Richard Lineback plays Romas. He would appear in 90s blockbusters Speed and Twister. He would also return to Trek in DS9 and Enterprise.
Kimberly Farr plays the slimy Langor. I couldn’t find much about her but she did a great job of one of those people who smile without smiling, if you know what I mean. There’s nothing genuine about her.
What It Means To Be Human – Review
This is a pretty good episode and probably the second best episode of this season. While the anti-drug message is shoehorned in, the problem is this is NOT an anti-drug story. At least not the main point. This is a prime directive story and a pretty good one.
There could be any number of reasons one planet could be taking advantage of another planet, in this case it happens to be drug addiction. The point is showing how the prime directive can cut both ways. Picard cannot stop the Brekkians and Onarans from doing what they’ve always been doing. But he does recognize that fixing their ships will stop what must happen: the Onarans finally breaking free of the drug.
What Picard understands is that if they do it as a third party, there could be all kinds of unintended consequences that could draw the Federation into all kinds of trouble, not the least of which, war.
And what if they are wrong? I don’t doubt Beverly’s medical skills, but let’s say the Onarans get off the drug, only for the plague to reappear because the constant medication is no longer available? You could end up with two dead planets, worse case scenario.
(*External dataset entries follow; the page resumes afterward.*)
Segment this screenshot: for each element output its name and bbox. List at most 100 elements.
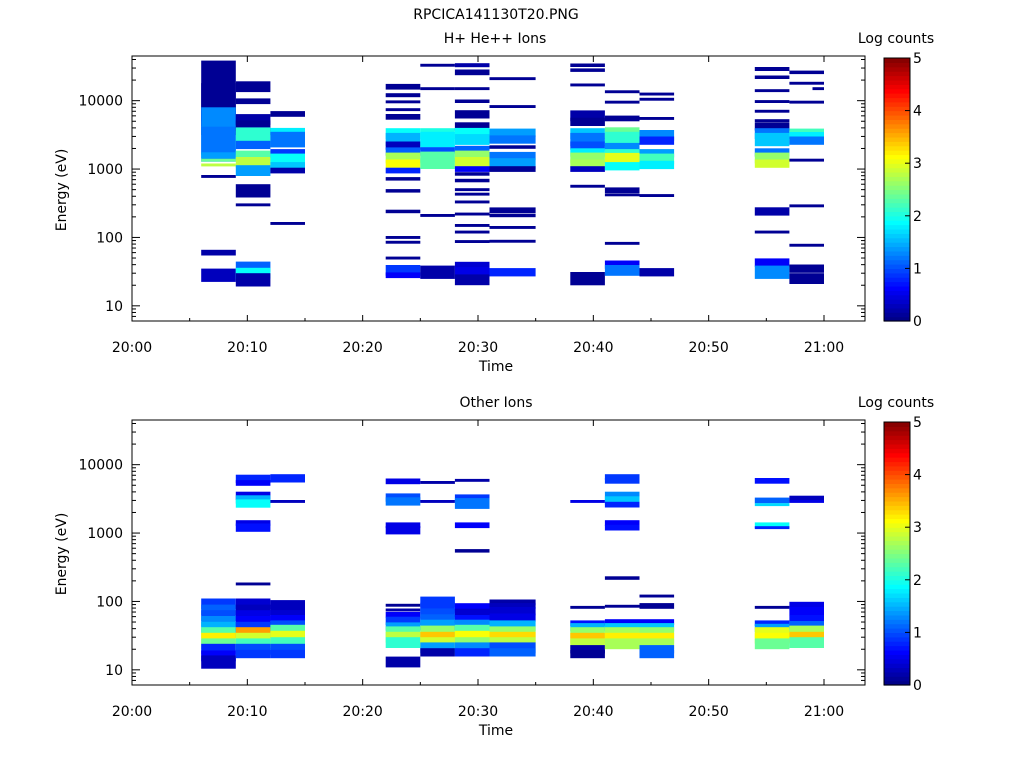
colorbar-segment <box>884 211 910 217</box>
heatmap-cell <box>789 136 824 145</box>
heatmap-cell <box>385 256 421 260</box>
figure-title: RPCICA141130T20.PNG <box>413 7 578 23</box>
heatmap-cell <box>385 272 421 279</box>
heatmap-cell <box>754 67 790 71</box>
colorbar-segment <box>884 632 910 638</box>
heatmap-cell <box>604 241 640 245</box>
heatmap-cell <box>420 131 455 148</box>
colorbar-segment <box>884 654 910 660</box>
heatmap-cell <box>201 604 236 616</box>
heatmap-cell <box>270 600 305 606</box>
heatmap-cell <box>235 165 271 176</box>
heatmap-cell <box>604 90 640 94</box>
heatmap-cell <box>639 603 675 606</box>
heatmap-cell <box>789 631 824 643</box>
colorbar-segment <box>884 88 910 94</box>
colorbar-segment <box>884 667 910 673</box>
y-axis-label: Energy (eV) <box>54 149 70 232</box>
heatmap-cell <box>385 608 421 612</box>
heatmap-cell <box>420 87 455 91</box>
x-tick-label: 20:10 <box>227 704 267 720</box>
heatmap-cell <box>754 478 790 484</box>
heatmap-cell <box>420 63 455 67</box>
colorbar-tick-label: 3 <box>913 520 922 536</box>
x-tick-label: 20:10 <box>227 340 267 356</box>
x-tick-label: 20:30 <box>458 340 498 356</box>
heatmap-cell <box>789 273 824 284</box>
heatmap-cell <box>270 474 305 483</box>
heatmap-cell <box>639 97 675 101</box>
colorbar-segment <box>884 584 910 590</box>
heatmap-cell <box>420 481 455 484</box>
panel-title: Other Ions <box>459 395 532 411</box>
heatmap-cell <box>454 230 490 234</box>
heatmap-cell <box>604 632 640 644</box>
heatmap-cell <box>570 627 605 638</box>
heatmap-cell <box>639 117 675 120</box>
colorbar-segment <box>884 487 910 493</box>
heatmap-cell <box>420 147 455 153</box>
heatmap-cell <box>454 603 490 612</box>
heatmap-cell <box>420 631 455 643</box>
heatmap-cell <box>454 166 490 172</box>
heatmap-cell <box>235 632 271 644</box>
heatmap-cell <box>454 267 490 276</box>
colorbar-tick-label: 2 <box>913 573 922 589</box>
heatmap-cell <box>420 608 455 620</box>
heatmap-cell <box>454 69 490 76</box>
heatmap-cell <box>454 99 490 103</box>
colorbar-segment <box>884 84 910 90</box>
heatmap-cell <box>604 193 640 197</box>
colorbar: 0 1 2 3 4 5 <box>883 415 922 694</box>
colorbar-tick-label: 0 <box>913 314 922 330</box>
colorbar-segment <box>884 136 910 142</box>
colorbar-title: Log counts <box>858 31 934 47</box>
heatmap-cell <box>385 611 421 618</box>
heatmap-cell <box>385 83 421 90</box>
heatmap-cell <box>639 153 675 165</box>
heatmap-cell <box>639 605 675 609</box>
heatmap-cell <box>385 478 421 485</box>
colorbar-frame <box>883 57 911 322</box>
heatmap-cell <box>201 621 236 633</box>
colorbar-segment <box>884 285 910 291</box>
heatmap-cell <box>639 92 675 96</box>
heatmap-cell <box>454 648 490 657</box>
heatmap-cell <box>754 265 790 279</box>
heatmap-cell <box>754 230 790 234</box>
heatmap-cell <box>639 645 675 654</box>
heatmap-cell <box>235 621 271 633</box>
heatmap-cell <box>454 261 490 268</box>
heatmap-cell <box>754 620 790 627</box>
colorbar-tick-label: 2 <box>913 209 922 225</box>
heatmap-cell <box>235 598 271 610</box>
heatmap-cell <box>235 520 271 526</box>
heatmap-cell <box>454 200 490 204</box>
heatmap-cell <box>235 499 271 508</box>
heatmap-cell <box>201 175 236 178</box>
colorbar-segment <box>884 71 910 77</box>
colorbar-segment <box>884 645 910 651</box>
heatmap-cell <box>385 497 421 506</box>
heatmap-cell <box>489 631 536 643</box>
heatmap-cell <box>789 615 824 624</box>
heatmap-cell <box>385 167 421 174</box>
heatmap-cell <box>270 624 305 636</box>
heatmap-cell <box>270 111 305 117</box>
heatmap-cell <box>489 158 536 169</box>
heatmap-cell <box>604 491 640 500</box>
heatmap-cell <box>385 177 421 181</box>
heatmap-cell <box>201 126 236 155</box>
colorbar-segment <box>884 478 910 484</box>
heatmap-cell <box>789 70 824 75</box>
heatmap-cell <box>754 75 790 79</box>
heatmap-cell <box>754 522 790 529</box>
heatmap-cell <box>570 68 605 72</box>
colorbar-segment <box>884 492 910 498</box>
heatmap-cell <box>420 642 455 654</box>
heatmap-cell <box>570 63 605 67</box>
heatmap-cell <box>604 604 640 608</box>
heatmap-cell <box>235 203 271 207</box>
colorbar-segment <box>884 623 910 629</box>
heatmap-cell <box>270 620 305 629</box>
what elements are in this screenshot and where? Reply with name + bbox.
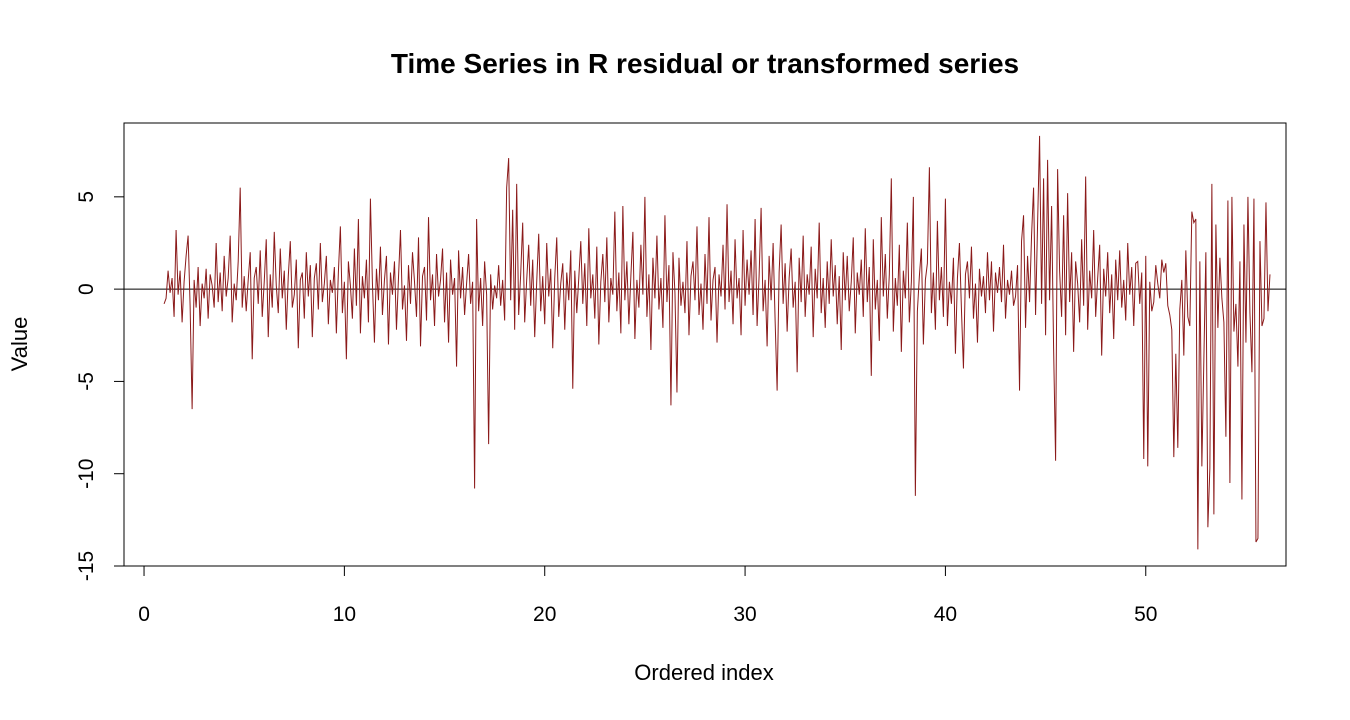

What Picard says is true, that you have to let things play out naturally and hope things improve for both societies when it’s all said and done. I do have my issues sometimes with the Prime Directive and how it’s misused but this episode is not one of them.
My biggest problems are the scene with Wesley and Yar, and the bio-electric charge the two races had. Not that they couldn’t have that power, but what was the point? It really had zero impact on the story.